Archive for July, 2008

Twenty years ago, we spent two weeks touring around Morocco. We were able to do this as a result of a car accident we had when we hit black ice and the car jet-lined down the road, ended up hitting the soft shoulder and turned over. Amazingly, neither of us was hurt. But the car was totalled. Our insurance company paid for the full value of the car and, even after purchasing a new car, we had enough left over to pay our flight to Morocco. Alvaro was writing a novel based on a dream he had had which involved, oddly, Morocco. So he wanted to visit to get a sense of the people and land.

We travelled from Tangiers to Casablanca where we joined a tour that would take us pretty much all over the country so that we could visit as much of the country as possible: the coast, the inland desert, and the mountainous areas. As a result of the trip, Alvaro began painting his impressions of the buildings and land. He has continued to paint Moroccan paintings all these years.

The Moroccan paintings, with their constantly inventive themes, and soft pastel colors, have become some of Cardona-Hine’s most sought-after paintings. Below is what the artist, himself, has written about the subject:

“There have been many painters who, after visiting some remote and alluring land, continue to paint it from memory. For me, that land was Morocco when I saw it twenty years ago in the company of my wife, touring its mountains, cities and towns with ever-widening eyes.

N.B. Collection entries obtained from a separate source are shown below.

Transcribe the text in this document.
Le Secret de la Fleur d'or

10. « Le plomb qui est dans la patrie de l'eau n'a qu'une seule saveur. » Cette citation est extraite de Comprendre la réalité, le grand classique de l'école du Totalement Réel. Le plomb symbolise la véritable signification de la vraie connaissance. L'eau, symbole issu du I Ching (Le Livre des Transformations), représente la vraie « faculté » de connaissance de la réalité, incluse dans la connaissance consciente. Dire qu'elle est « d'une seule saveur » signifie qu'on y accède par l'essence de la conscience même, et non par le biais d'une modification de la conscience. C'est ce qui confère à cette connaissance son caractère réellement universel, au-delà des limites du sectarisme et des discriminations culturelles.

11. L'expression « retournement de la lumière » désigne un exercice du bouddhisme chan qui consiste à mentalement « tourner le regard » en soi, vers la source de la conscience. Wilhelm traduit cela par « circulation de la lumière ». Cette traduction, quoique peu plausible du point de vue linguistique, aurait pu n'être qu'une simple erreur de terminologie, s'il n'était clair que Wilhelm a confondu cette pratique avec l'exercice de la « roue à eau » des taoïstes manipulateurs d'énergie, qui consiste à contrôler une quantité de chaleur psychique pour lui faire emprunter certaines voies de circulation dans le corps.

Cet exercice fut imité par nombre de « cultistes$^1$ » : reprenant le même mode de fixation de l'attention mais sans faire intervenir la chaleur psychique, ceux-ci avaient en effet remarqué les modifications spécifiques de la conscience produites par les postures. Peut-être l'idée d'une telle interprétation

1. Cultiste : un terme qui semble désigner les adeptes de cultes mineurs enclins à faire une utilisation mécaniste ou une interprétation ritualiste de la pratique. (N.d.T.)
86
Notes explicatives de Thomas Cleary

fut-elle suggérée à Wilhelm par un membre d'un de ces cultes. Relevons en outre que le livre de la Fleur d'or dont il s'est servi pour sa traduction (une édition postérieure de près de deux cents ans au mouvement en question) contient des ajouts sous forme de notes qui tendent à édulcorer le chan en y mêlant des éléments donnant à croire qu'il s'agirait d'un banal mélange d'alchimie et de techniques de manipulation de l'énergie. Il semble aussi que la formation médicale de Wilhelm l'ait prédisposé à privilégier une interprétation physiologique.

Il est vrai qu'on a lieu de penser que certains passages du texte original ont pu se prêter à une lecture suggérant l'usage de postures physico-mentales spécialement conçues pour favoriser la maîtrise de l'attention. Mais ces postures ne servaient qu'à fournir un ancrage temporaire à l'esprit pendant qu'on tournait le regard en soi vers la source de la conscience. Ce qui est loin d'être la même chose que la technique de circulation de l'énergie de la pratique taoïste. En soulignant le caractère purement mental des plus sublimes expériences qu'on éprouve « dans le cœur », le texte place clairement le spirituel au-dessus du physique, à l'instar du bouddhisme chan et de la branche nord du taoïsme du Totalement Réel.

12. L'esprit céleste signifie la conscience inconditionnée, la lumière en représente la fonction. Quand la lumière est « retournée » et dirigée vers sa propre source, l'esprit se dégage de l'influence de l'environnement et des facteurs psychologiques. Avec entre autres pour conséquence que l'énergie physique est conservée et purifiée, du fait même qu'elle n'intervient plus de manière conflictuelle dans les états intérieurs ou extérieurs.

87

“What Morocco offers is something ancient, different and grand. Its landscape is vivid and unusual, its architecture part of a domed world, a world of camels and mosques, of storks perched on abandoned castles of adobe, raising their heads to give out their outrageous cries; a world of nearly invisible cemeteries and towers fragrant with the odor of roses.

“I paint Morocco to celebrate mystery, donkeys weighed down with eternity and blue-clad humans merging with vast, sandy distances.”